David Tushingham translates Roland Schimmelpfennig’s original German, and leaves us with a very well wrought text: thought-provoking and moving. It succeeds in gently, and then not so gently, introducing into a family Christmas the ideas and the threat of fascism, until all the things we thought were innocuous carry something of that threat – from complaints about the punctuality of trains, to domestic images of the mother and daughter which echo the principle of Kinder-Küche-Kirche. At times the allusions to Nazi Germany seem heavy handed, even in an English translation, and performed in Edinburgh. But they remain effective, and the play successfully builds to a dreaded climax, without for a moment being predictable.

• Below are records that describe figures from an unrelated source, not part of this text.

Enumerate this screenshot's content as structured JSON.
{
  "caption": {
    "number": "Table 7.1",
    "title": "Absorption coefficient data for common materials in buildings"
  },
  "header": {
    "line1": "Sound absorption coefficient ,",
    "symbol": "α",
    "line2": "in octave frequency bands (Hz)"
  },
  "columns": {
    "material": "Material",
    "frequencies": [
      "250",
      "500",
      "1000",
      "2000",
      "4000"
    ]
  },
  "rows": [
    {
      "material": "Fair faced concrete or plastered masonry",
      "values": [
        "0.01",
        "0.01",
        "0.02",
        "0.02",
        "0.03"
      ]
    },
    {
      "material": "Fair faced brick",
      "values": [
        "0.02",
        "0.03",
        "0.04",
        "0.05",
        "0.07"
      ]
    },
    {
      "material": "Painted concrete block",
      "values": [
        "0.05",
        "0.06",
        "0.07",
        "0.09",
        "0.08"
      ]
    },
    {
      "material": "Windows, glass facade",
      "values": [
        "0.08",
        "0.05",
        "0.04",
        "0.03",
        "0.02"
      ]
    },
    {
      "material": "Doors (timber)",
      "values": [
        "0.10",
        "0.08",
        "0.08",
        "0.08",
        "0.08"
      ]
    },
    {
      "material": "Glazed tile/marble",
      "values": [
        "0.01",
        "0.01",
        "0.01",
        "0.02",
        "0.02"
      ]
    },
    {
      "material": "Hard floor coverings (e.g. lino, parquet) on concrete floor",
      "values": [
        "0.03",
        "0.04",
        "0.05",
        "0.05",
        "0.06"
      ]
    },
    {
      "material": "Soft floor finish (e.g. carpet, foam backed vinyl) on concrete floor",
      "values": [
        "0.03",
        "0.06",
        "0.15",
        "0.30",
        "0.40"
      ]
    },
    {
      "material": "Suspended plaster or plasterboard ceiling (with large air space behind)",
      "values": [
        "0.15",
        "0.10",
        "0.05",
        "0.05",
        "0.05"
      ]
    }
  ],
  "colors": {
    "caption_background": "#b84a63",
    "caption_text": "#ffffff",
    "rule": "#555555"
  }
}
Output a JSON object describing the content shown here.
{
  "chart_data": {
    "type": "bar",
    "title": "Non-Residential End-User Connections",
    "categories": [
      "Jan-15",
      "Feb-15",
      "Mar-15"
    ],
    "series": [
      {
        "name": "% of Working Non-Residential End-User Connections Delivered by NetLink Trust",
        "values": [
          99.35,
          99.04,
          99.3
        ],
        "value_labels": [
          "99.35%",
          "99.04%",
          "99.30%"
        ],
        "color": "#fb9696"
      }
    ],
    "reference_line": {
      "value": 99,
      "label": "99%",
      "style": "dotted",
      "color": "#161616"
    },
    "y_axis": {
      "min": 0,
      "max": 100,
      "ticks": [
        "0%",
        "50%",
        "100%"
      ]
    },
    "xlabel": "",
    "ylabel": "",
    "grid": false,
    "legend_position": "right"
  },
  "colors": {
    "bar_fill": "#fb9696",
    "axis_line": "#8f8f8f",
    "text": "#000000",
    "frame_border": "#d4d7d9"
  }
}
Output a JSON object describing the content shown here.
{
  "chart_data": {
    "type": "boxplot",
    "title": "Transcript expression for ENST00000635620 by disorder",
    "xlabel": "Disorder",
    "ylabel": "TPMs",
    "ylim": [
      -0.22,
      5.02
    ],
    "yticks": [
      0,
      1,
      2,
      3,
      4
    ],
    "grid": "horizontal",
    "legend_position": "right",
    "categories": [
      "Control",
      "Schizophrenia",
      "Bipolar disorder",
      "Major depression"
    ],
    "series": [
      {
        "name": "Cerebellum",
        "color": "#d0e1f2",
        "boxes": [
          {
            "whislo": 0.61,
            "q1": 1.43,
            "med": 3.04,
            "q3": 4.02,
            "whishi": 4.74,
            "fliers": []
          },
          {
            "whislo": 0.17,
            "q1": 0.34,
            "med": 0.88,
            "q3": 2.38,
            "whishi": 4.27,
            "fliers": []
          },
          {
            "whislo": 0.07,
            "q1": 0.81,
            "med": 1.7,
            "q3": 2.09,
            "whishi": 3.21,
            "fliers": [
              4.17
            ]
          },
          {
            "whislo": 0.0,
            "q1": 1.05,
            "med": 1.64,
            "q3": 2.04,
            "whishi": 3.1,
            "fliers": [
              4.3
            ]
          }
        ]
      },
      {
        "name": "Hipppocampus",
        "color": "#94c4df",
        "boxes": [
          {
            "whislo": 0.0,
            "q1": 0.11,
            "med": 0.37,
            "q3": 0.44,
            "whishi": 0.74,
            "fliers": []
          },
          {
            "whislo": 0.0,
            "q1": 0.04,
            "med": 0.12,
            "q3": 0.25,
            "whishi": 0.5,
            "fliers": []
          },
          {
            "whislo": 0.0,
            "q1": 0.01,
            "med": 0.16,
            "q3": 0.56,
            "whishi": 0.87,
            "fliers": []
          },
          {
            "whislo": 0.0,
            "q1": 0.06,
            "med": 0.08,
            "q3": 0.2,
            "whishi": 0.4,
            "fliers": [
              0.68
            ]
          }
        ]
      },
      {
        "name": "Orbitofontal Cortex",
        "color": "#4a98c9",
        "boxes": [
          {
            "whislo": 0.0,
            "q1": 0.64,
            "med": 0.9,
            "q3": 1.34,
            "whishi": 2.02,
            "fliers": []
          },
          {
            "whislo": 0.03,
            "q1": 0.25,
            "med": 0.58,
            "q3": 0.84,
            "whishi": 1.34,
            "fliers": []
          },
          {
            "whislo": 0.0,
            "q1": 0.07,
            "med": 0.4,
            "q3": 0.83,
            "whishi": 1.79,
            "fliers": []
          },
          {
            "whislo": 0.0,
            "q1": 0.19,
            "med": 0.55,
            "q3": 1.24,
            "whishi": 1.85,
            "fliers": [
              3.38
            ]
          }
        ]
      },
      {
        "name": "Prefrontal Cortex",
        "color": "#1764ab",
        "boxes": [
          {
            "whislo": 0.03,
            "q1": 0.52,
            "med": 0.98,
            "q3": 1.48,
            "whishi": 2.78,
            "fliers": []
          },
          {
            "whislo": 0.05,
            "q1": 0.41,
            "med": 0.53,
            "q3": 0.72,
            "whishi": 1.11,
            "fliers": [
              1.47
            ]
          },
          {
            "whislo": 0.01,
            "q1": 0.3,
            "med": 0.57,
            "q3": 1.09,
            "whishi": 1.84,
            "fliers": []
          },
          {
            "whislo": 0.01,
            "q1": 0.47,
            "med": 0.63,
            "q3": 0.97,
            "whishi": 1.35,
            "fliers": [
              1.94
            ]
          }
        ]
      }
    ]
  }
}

The tension between these two modes – what is acted and what is described – allows for lots of humour. The props are restricted to those that would be present during a typical read-through. So when Corinna’s character is narrated as applying lipstick, Marian McLoughlin who plays her searches about the table, and settles on a highlighter pen, and it is funny to see her performing the playfulness of the actor, whilst remaining in character as the lonely visiting mother. McLoughlin plays this role with charisma and an attention to detail throughout the play – praise every other member of this excellent ensemble equally deserves.

The production is constantly surprising, so that what at first appearance seems to be a limited staging concept is rejuvenated again and again. Everything on stage becomes a potential source of delight. Even the tape markings on the floor are played with, as what is called the “large christmas tree” (really a small paper cut out) is lowered in grandiose slow motion onto a white “X”, marking its spot at the front of the stage. Later, the green tape is stretched out as ribbon, to become another version of the same tree, affixed with the shiny Quality Street wrappers.

This is a delightful, moving and surprising production by Actors Touring Company and Orange Tree Theatre and a wonderfully wrought warning tale of extremism.